In aggiunta a tutto quanto sopra, si suggerisce altresì di adottare le seguenti misure:

  1. imporre a chi avesse avuto contatti con persone infettate dal virus di segnalarlo alle autorità sanitarie e di rimanere a casa dal lavoro, comunicandolo anche alla persona di riferimento indicata dalla Società;
  2. invitare chiunque presentasse sintomi influenzali o problemi respiratori non cronici a rimanere a casa fino al completo superamento degli stessi;
  3. incoraggiare il ricorso alla smart working;
  4. cancellare eventi, quali convegni e seminari, per cui sia prevista la partecipazione di ospiti e relatori esterni;
  5. limitare allo stretto indispensabile le riunioni presso i locali aziendali, anche per comprensibili motivi di gestione dei flussi;
  6. in generale, è opportuno limitare il più possibile i viaggi;
  7. per i dipendenti che si spostano con i mezzi pubblici prevedere maggiori e ulteriori misure per consentire loro di evitare orari di punta e affollamento (p.e.: maggiore flessibilità all’ingresso e all’uscita dal posto di lavoro).
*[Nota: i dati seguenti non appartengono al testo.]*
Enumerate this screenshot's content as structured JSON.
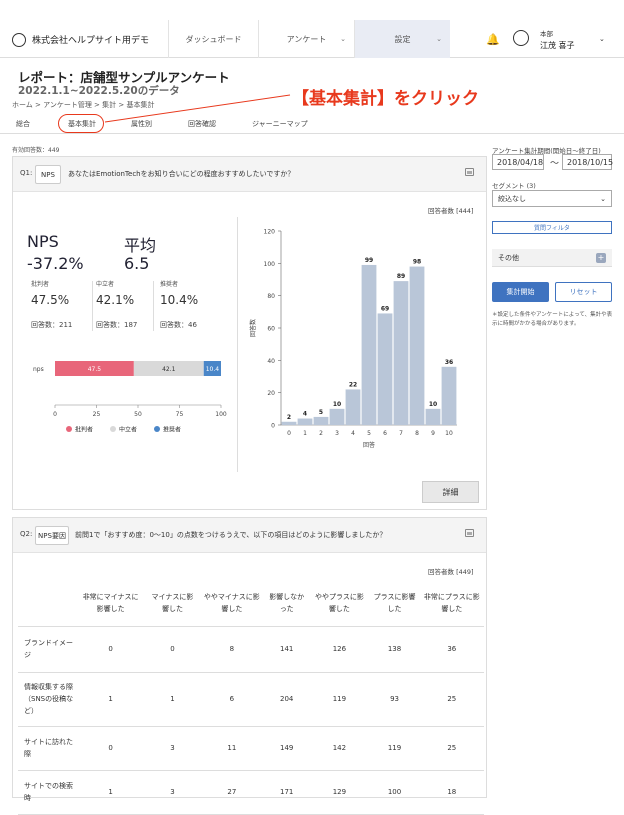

  8. coinvolgere il contatto di riferimento, oltre al Medico Competente per trattare casi singoli di particolare rilievo;
  9. prevedere un sistema di controlli all’ingresso dei locali aziendali (es. misurazione temperatura);
  10. verificare ed essere certi del fatto che i fornitori di servizi di vigilanza e pulizia abbiano assunto adeguate precauzioni riguardo al loro personale
  11. alcune imprese hanno previsto di introdurre un'autodichiarazione da far sottoscrivere ai propri visitatori/ospiti. La sua introduzione non è obbligatoria e non è prevista da disposizioni di alcune autorità competente. L'utilizzo è a discrezione della singola azienda.